APA Headings and Subheadings
Headings and sub-headings are useful for organizing a text. Often times readers will use them to find specific information in a quick fashion. When making a heading it is important that the author makes it stick out. This may be done by using bigger, bolder print that is usually underlined. Sub-headings may also be bigger than normal text, but are still smaller than the heading to show that they fall under the overlying category that the main header established. For example, the heading “Mammals” may have a brief description of mammals followed by the following sub-headings: Felines; and Canines. From there, different types of felines and canines may be described, but they all still fall under the category of mammal, even though they are different.
Headings and Subheadings
Many informative texts, especially textbooks, employ the use of headings and subheadings to help organize the text for the reader. Headings and subheadings can be very helpful to the reader, because they prime the reader’s brain for what they are about to read and they help the reader find certain information in a text that might take a while to find otherwise.
Look at this example up here on the board. “Amphibians” right here is an example of a heading, and “frogs”, “salamanders”, and “newts” are examples of subheadings. Notice that “amphibians” is written in all caps and underlined, because it might be underlined or italicized in the actual text. “Frogs”, “salamanders”, and “newts” are still underlined and written largely, but not as largely as “amphibians”. They’re also not in all caps. This is because the heading to stick out the most. This is the largest, most general topic.
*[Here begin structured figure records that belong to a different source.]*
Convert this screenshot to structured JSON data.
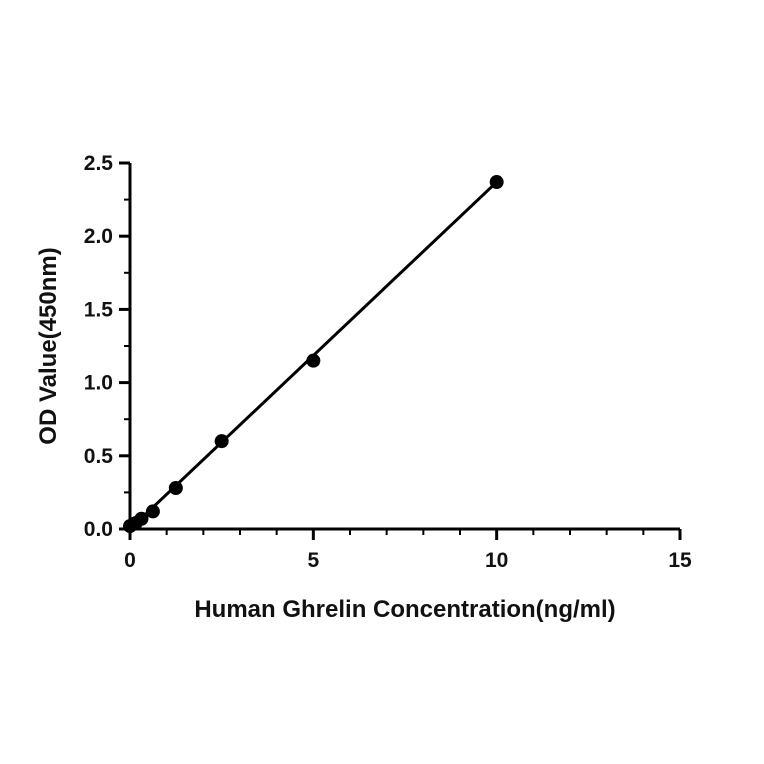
{
  "chart_data": {
    "type": "scatter",
    "title": "",
    "xlabel": "Human Ghrelin Concentration(ng/ml)",
    "ylabel": "OD Value(450nm)",
    "xlim": [
      0,
      15
    ],
    "ylim": [
      0,
      2.5
    ],
    "x_ticks": [
      0,
      5,
      10,
      15
    ],
    "x_tick_labels": [
      "0",
      "5",
      "10",
      "15"
    ],
    "x_minor_step": 1,
    "y_ticks": [
      0,
      0.5,
      1.0,
      1.5,
      2.0,
      2.5
    ],
    "y_tick_labels": [
      "0.0",
      "0.5",
      "1.0",
      "1.5",
      "2.0",
      "2.5"
    ],
    "y_minor_step": 0.25,
    "grid": false,
    "legend": "none",
    "series": [
      {
        "x": [
          0,
          0.156,
          0.313,
          0.625,
          1.25,
          2.5,
          5,
          10
        ],
        "y": [
          0.02,
          0.04,
          0.07,
          0.12,
          0.28,
          0.6,
          1.15,
          2.37
        ]
      }
    ],
    "fit_line": {
      "x": [
        0,
        10
      ],
      "y": [
        0.0,
        2.37
      ]
    },
    "colors": {
      "marker": "#000000",
      "line": "#000000",
      "axis": "#000000"
    }
  }
}
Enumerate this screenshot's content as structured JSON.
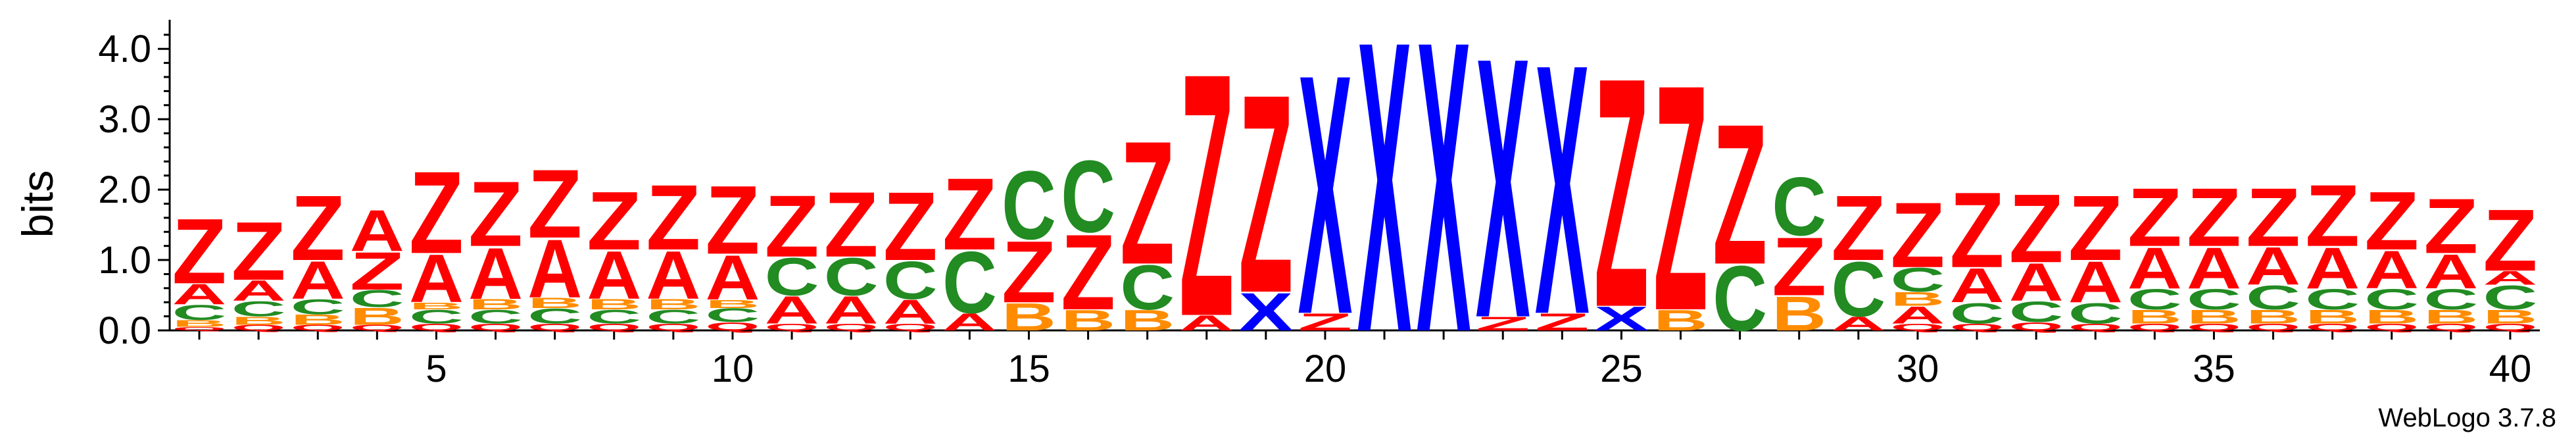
{
  "chart_data": {
    "type": "sequence-logo",
    "ylabel": "bits",
    "ylim": [
      0,
      4.32
    ],
    "yticks": [
      "0.0",
      "1.0",
      "2.0",
      "3.0",
      "4.0"
    ],
    "xlim": [
      0.5,
      40.5
    ],
    "xticks": [
      "5",
      "10",
      "15",
      "20",
      "25",
      "30",
      "35",
      "40"
    ],
    "credit": "WebLogo 3.7.8",
    "colors": {
      "Z": "#ff0000",
      "A": "#ff0000",
      "X": "#0000ff",
      "C": "#228b22",
      "B": "#ff8c00",
      "Q": "#ff0000",
      "R": "#ff0000"
    },
    "positions": [
      {
        "pos": 1,
        "stack": [
          [
            "Q",
            0.05
          ],
          [
            "B",
            0.1
          ],
          [
            "C",
            0.22
          ],
          [
            "A",
            0.3
          ],
          [
            "Z",
            0.95
          ]
        ]
      },
      {
        "pos": 2,
        "stack": [
          [
            "Q",
            0.08
          ],
          [
            "B",
            0.12
          ],
          [
            "C",
            0.22
          ],
          [
            "A",
            0.3
          ],
          [
            "Z",
            0.85
          ]
        ]
      },
      {
        "pos": 3,
        "stack": [
          [
            "Q",
            0.08
          ],
          [
            "B",
            0.15
          ],
          [
            "C",
            0.22
          ],
          [
            "A",
            0.55
          ],
          [
            "Z",
            0.95
          ]
        ]
      },
      {
        "pos": 4,
        "stack": [
          [
            "Q",
            0.08
          ],
          [
            "B",
            0.25
          ],
          [
            "C",
            0.25
          ],
          [
            "Z",
            0.55
          ],
          [
            "A",
            0.6
          ]
        ]
      },
      {
        "pos": 5,
        "stack": [
          [
            "Q",
            0.1
          ],
          [
            "C",
            0.2
          ],
          [
            "B",
            0.1
          ],
          [
            "A",
            0.7
          ],
          [
            "Z",
            1.2
          ]
        ]
      },
      {
        "pos": 6,
        "stack": [
          [
            "Q",
            0.1
          ],
          [
            "C",
            0.2
          ],
          [
            "B",
            0.15
          ],
          [
            "A",
            0.75
          ],
          [
            "Z",
            0.95
          ]
        ]
      },
      {
        "pos": 7,
        "stack": [
          [
            "Q",
            0.1
          ],
          [
            "C",
            0.22
          ],
          [
            "B",
            0.15
          ],
          [
            "A",
            0.85
          ],
          [
            "Z",
            1.0
          ]
        ]
      },
      {
        "pos": 8,
        "stack": [
          [
            "Q",
            0.1
          ],
          [
            "C",
            0.2
          ],
          [
            "B",
            0.15
          ],
          [
            "A",
            0.7
          ],
          [
            "Z",
            0.85
          ]
        ]
      },
      {
        "pos": 9,
        "stack": [
          [
            "Q",
            0.1
          ],
          [
            "C",
            0.2
          ],
          [
            "B",
            0.15
          ],
          [
            "A",
            0.7
          ],
          [
            "Z",
            0.95
          ]
        ]
      },
      {
        "pos": 10,
        "stack": [
          [
            "Q",
            0.12
          ],
          [
            "C",
            0.2
          ],
          [
            "B",
            0.12
          ],
          [
            "A",
            0.65
          ],
          [
            "Z",
            1.0
          ]
        ]
      },
      {
        "pos": 11,
        "stack": [
          [
            "Q",
            0.1
          ],
          [
            "A",
            0.4
          ],
          [
            "C",
            0.55
          ],
          [
            "Z",
            0.9
          ]
        ]
      },
      {
        "pos": 12,
        "stack": [
          [
            "Q",
            0.1
          ],
          [
            "A",
            0.4
          ],
          [
            "C",
            0.55
          ],
          [
            "Z",
            0.95
          ]
        ]
      },
      {
        "pos": 13,
        "stack": [
          [
            "Q",
            0.1
          ],
          [
            "A",
            0.35
          ],
          [
            "C",
            0.55
          ],
          [
            "Z",
            1.0
          ]
        ]
      },
      {
        "pos": 14,
        "stack": [
          [
            "A",
            0.25
          ],
          [
            "C",
            0.9
          ],
          [
            "Z",
            1.05
          ]
        ]
      },
      {
        "pos": 15,
        "stack": [
          [
            "B",
            0.4
          ],
          [
            "Z",
            0.9
          ],
          [
            "C",
            1.0
          ]
        ]
      },
      {
        "pos": 16,
        "stack": [
          [
            "B",
            0.3
          ],
          [
            "Z",
            1.1
          ],
          [
            "C",
            1.05
          ]
        ]
      },
      {
        "pos": 17,
        "stack": [
          [
            "B",
            0.3
          ],
          [
            "C",
            0.65
          ],
          [
            "Z",
            1.8
          ]
        ]
      },
      {
        "pos": 18,
        "stack": [
          [
            "A",
            0.22
          ],
          [
            "Z",
            3.55
          ]
        ]
      },
      {
        "pos": 19,
        "stack": [
          [
            "X",
            0.55
          ],
          [
            "Z",
            2.9
          ]
        ]
      },
      {
        "pos": 20,
        "stack": [
          [
            "Z",
            0.25
          ],
          [
            "X",
            3.5
          ]
        ]
      },
      {
        "pos": 21,
        "stack": [
          [
            "X",
            4.25
          ]
        ]
      },
      {
        "pos": 22,
        "stack": [
          [
            "X",
            4.25
          ]
        ]
      },
      {
        "pos": 23,
        "stack": [
          [
            "Z",
            0.2
          ],
          [
            "X",
            3.8
          ]
        ]
      },
      {
        "pos": 24,
        "stack": [
          [
            "Z",
            0.25
          ],
          [
            "X",
            3.65
          ]
        ]
      },
      {
        "pos": 25,
        "stack": [
          [
            "X",
            0.35
          ],
          [
            "Z",
            3.35
          ]
        ]
      },
      {
        "pos": 26,
        "stack": [
          [
            "B",
            0.3
          ],
          [
            "Z",
            3.3
          ]
        ]
      },
      {
        "pos": 27,
        "stack": [
          [
            "C",
            0.95
          ],
          [
            "Z",
            2.05
          ]
        ]
      },
      {
        "pos": 28,
        "stack": [
          [
            "B",
            0.5
          ],
          [
            "Z",
            0.85
          ],
          [
            "C",
            0.85
          ]
        ]
      },
      {
        "pos": 29,
        "stack": [
          [
            "A",
            0.2
          ],
          [
            "C",
            0.8
          ],
          [
            "Z",
            0.95
          ]
        ]
      },
      {
        "pos": 30,
        "stack": [
          [
            "Q",
            0.1
          ],
          [
            "A",
            0.25
          ],
          [
            "B",
            0.2
          ],
          [
            "C",
            0.35
          ],
          [
            "Z",
            0.95
          ]
        ]
      },
      {
        "pos": 31,
        "stack": [
          [
            "Q",
            0.1
          ],
          [
            "C",
            0.3
          ],
          [
            "A",
            0.5
          ],
          [
            "Z",
            1.1
          ]
        ]
      },
      {
        "pos": 32,
        "stack": [
          [
            "Q",
            0.12
          ],
          [
            "C",
            0.3
          ],
          [
            "A",
            0.55
          ],
          [
            "Z",
            1.0
          ]
        ]
      },
      {
        "pos": 33,
        "stack": [
          [
            "Q",
            0.1
          ],
          [
            "C",
            0.3
          ],
          [
            "A",
            0.6
          ],
          [
            "Z",
            0.95
          ]
        ]
      },
      {
        "pos": 34,
        "stack": [
          [
            "Q",
            0.1
          ],
          [
            "B",
            0.2
          ],
          [
            "C",
            0.3
          ],
          [
            "A",
            0.6
          ],
          [
            "Z",
            0.85
          ]
        ]
      },
      {
        "pos": 35,
        "stack": [
          [
            "Q",
            0.1
          ],
          [
            "B",
            0.2
          ],
          [
            "C",
            0.3
          ],
          [
            "A",
            0.6
          ],
          [
            "Z",
            0.85
          ]
        ]
      },
      {
        "pos": 36,
        "stack": [
          [
            "Q",
            0.1
          ],
          [
            "B",
            0.2
          ],
          [
            "C",
            0.35
          ],
          [
            "A",
            0.55
          ],
          [
            "Z",
            0.85
          ]
        ]
      },
      {
        "pos": 37,
        "stack": [
          [
            "Q",
            0.1
          ],
          [
            "B",
            0.2
          ],
          [
            "C",
            0.3
          ],
          [
            "A",
            0.6
          ],
          [
            "Z",
            0.9
          ]
        ]
      },
      {
        "pos": 38,
        "stack": [
          [
            "Q",
            0.1
          ],
          [
            "B",
            0.2
          ],
          [
            "C",
            0.3
          ],
          [
            "A",
            0.55
          ],
          [
            "Z",
            0.85
          ]
        ]
      },
      {
        "pos": 39,
        "stack": [
          [
            "Q",
            0.1
          ],
          [
            "B",
            0.2
          ],
          [
            "C",
            0.3
          ],
          [
            "A",
            0.5
          ],
          [
            "Z",
            0.8
          ]
        ]
      },
      {
        "pos": 40,
        "stack": [
          [
            "Q",
            0.1
          ],
          [
            "B",
            0.2
          ],
          [
            "C",
            0.35
          ],
          [
            "A",
            0.2
          ],
          [
            "Z",
            0.9
          ]
        ]
      }
    ]
  }
}
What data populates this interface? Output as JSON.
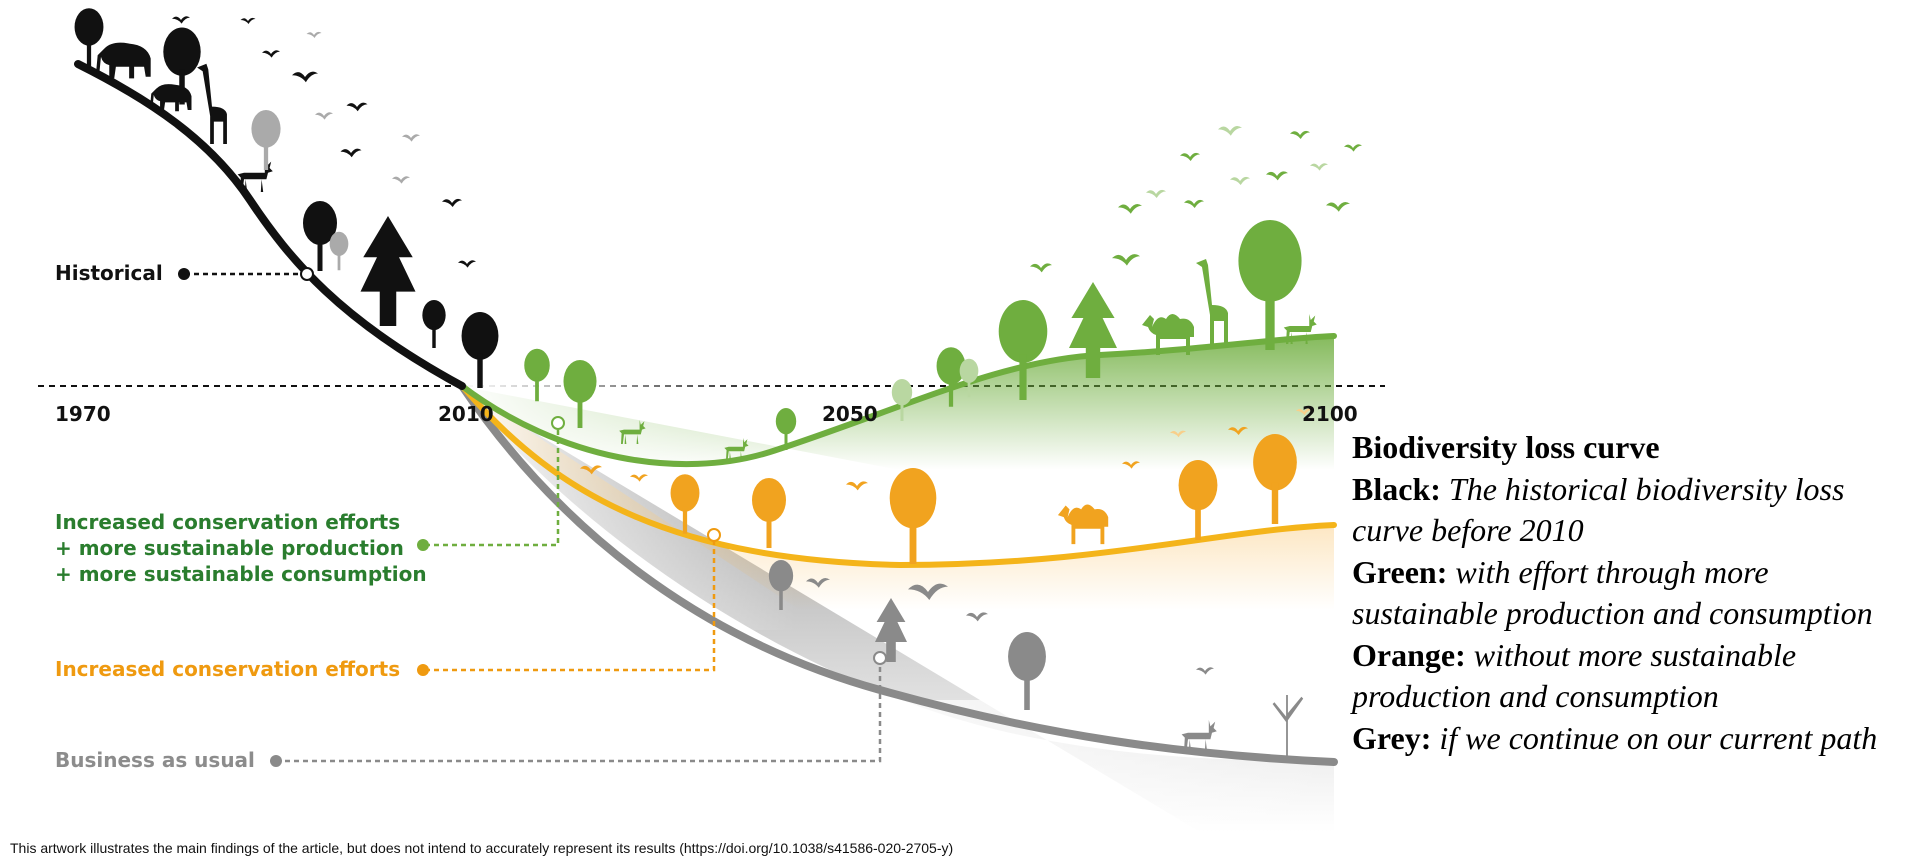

After “amphibians” there might be a brief introduction about amphibians, and then it’ll go into specifics about frogs, salamanders, and newts. These are all subheadings, because we’re not starting a new topic here. We’re still talking about amphibians. All of these animals right here are amphibians. That’s why we’re not starting a new heading. Instead, we’re just talking about a subheading.
We have this subheading here, it’ll talk a little bit about frogs, then a little bit about salamanders, then a little bit about newts, then it will go to the next heading which may be “mammals”. Remember to use subheadings and headings to your advantage as a reader.